In 2016, you may remember that we organized a citizen science “flash mob to Nab Nitrogen.” The event was an incredible success, signaling that there is a huge reservoir of goodwill from people who want to help protect the health of the Bay and are willing to do that in short bursts of data collection efforts. We learned that we can count on our community to help us grab vast amounts of data if we make sampling easier and reduce the time commitment.

For example, we are piloting having volunteers measure the color of our waters as a biological indicator. The general public often considers blue water to indicate healthy oceans and dirty-brown water to indicate polluted water. In fact, scientists attest to color being an excellent indicator of what is happening in our oceans. For more than a century, marine scientists have used the Forel-Ule scale to document the color of oceans and lakes.

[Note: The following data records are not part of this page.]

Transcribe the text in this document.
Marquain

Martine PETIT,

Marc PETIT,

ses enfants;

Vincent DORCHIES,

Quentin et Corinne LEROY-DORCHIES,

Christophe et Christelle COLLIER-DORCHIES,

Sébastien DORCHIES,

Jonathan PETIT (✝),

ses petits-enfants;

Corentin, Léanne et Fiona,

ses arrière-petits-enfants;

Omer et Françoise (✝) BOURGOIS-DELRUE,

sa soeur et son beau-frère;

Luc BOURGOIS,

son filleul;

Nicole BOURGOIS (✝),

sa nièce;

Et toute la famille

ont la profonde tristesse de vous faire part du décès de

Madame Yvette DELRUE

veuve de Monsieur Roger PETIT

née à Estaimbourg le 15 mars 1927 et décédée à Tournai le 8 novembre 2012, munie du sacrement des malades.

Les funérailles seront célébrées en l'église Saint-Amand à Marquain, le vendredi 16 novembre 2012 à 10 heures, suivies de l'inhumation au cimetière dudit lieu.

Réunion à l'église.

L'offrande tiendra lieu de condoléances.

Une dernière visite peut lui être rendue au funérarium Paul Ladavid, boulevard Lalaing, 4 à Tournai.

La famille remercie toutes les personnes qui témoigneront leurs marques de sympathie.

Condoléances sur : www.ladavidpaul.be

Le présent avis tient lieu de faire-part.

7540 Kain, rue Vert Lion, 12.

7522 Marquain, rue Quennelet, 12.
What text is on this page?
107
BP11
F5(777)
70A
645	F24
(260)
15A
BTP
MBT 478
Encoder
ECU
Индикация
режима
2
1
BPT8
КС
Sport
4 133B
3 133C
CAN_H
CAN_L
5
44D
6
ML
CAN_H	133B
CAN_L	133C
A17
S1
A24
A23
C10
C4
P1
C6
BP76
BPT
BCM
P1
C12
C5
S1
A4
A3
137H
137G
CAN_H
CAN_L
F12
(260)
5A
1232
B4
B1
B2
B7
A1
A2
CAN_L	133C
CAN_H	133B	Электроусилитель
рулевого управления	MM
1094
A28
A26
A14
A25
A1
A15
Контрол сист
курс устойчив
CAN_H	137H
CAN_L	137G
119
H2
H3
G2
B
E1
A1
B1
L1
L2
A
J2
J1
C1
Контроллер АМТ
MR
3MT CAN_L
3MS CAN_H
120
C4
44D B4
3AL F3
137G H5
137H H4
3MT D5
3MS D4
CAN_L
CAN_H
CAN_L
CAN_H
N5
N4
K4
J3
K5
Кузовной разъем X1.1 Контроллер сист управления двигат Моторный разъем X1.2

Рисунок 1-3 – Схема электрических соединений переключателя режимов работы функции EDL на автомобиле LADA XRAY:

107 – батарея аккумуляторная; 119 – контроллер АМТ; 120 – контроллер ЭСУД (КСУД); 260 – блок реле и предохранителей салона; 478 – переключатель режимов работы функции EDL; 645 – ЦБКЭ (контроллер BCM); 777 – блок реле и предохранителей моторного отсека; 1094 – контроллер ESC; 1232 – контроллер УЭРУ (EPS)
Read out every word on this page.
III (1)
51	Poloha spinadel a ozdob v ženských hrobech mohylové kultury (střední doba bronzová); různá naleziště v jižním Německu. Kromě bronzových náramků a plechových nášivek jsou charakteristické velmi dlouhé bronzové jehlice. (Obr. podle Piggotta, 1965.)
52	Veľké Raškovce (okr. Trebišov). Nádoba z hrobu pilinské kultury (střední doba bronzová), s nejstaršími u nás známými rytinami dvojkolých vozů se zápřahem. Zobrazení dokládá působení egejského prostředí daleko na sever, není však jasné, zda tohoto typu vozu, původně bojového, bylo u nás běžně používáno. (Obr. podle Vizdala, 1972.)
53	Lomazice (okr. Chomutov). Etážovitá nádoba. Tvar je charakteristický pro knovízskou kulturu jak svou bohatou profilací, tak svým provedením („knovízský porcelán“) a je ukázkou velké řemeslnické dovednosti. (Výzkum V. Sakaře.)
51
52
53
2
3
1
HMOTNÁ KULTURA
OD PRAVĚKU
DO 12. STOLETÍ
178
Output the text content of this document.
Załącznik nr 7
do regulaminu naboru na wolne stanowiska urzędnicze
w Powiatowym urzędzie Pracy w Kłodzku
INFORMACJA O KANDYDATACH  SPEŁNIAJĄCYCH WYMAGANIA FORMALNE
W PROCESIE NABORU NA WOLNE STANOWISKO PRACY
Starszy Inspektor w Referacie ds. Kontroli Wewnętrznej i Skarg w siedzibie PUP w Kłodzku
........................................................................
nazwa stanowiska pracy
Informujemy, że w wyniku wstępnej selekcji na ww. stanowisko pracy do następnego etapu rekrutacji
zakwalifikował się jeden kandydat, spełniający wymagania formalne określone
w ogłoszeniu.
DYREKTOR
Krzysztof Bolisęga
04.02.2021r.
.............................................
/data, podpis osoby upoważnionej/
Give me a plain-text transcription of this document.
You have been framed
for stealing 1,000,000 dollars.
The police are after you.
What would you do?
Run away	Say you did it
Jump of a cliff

The color of our water, measured by this scale, can be an excellent environmental indicator. By using a specially designed smartphone app and a secchi disk, volunteers can help us collect scientific data on the color and clarity of our waters. The protocols for this data collection are easy to follow, and the data helps address a question we often hear: “How is the Bay changing?”

We will also ask volunteers to help us observe and keep track of nuisance and harmful algal outbreaks, which have plagued our waters these past two summers.

By revamping our volunteer monitoring efforts, we have the opportunity to broaden our network of knowledgeable ambassadors for our coastal waters—and make strides in our understanding of the Bay.

In our experience, our volunteers are some of the most active, outspoken, and well-spoken members of our community. We look forward to engaging more volunteers than ever this year. The commitment of these volunteers will send ripple effects through towns around the Bay.